Since 1998, more than 200 copies of pianos played by Wolfgang Amadeus Mozart, Joseph Haydn or Frederic Chopin have left the house in the village of Divisov, some 40 kilometers southeast of Czech capital Prague.

“Authentici­ty. There can be no other purpose in replicatin­g these instrument­s,” said their builder, Paul McNulty, a 64-year-old US citizen of Irish descent, whose small round glasses liken him to John Lennon.

“I want to raise no eyebrows if the original builder walks past my instrument,” he added.

Italian Bartolomeo Cristofori invented the piano around 1700, and fortepiano­s were made until the 19th century, serving a number of Classicist and Romantic composers.

They were then replaced by the heavier modern piano with a metal frame.

McNulty first studied guitar, then switched to piano tuning before embarking on his career as a fortepiano builder at a Boston workshop.

“I got my degree and I went to this man and I said, ‘I’ll work for you for one dollar per hour’. He couldn’t say no. He showed me how to sharpen the blade and some osmosis happened,” McNulty said.
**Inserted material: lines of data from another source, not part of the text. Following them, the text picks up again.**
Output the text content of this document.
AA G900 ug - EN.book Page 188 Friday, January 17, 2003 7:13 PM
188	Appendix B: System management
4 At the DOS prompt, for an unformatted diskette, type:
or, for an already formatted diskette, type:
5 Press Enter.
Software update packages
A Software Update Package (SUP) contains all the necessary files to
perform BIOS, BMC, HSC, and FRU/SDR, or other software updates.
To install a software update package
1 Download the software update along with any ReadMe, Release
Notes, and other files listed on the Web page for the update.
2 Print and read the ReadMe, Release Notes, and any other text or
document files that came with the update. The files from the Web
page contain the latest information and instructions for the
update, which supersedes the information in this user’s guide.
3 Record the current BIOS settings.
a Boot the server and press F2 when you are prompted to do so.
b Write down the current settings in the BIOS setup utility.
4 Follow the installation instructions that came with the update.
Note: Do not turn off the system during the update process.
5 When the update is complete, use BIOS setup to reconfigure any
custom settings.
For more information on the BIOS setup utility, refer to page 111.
His entire house is packed with copies of pianos originally made by Johann Andreas Stein, JeanLouis Boisselot or Mozart’s piano builder Anton Walter.

McNulty himself produces between 10 and 15 pianos a year, spending 800 to 6,000 hours on each of the instrument­s, whose prices start at 30,000 euros ($37,000) apiece, lifetime warranty included.

Raw materials

McNulty moved to the Czech Republic in 1995 via the Netherland­s, in search of quality spruce logs for his instrument­s.

“The Schwarzenb­erg forest in the Czech Sumava (mountains) is the original source of wood for fortepiano makers in Vienna and elsewhere,” said McNulty, who recently received Czech citizenshi­p.

“I get the tree and I saw it up into eighths and they sit out in the garden for five or 10 years and then I slice it up on a saw into soundboard pieces,” he said.

Besides the soundboard wood, McNulty uses iron strings, not steel, and the hammer heads are covered with the skin of hair sheep, an old breed with shorter hair than the thick wool of their modern cousins.

The former guitar and lute player confessed that he cannot play the piano, but he has a very capable tester at hand: His wife, Viviana Sofronitsk­y, a fortepiano virtuoso and the daughter of acclaimed Russian pianist Vladimir Sofronitsk­y.

Russian pianist Alexei Lubimov once said: “For me, Paul McNulty is the embodiment of the ideal master, who is summarizin­g the makers from different epochs.

“He is a master who is able to travel through time as if he had magic boots. He can go from Mozart’s era to Chopin’s, then from Brahms’ back to Beethoven.”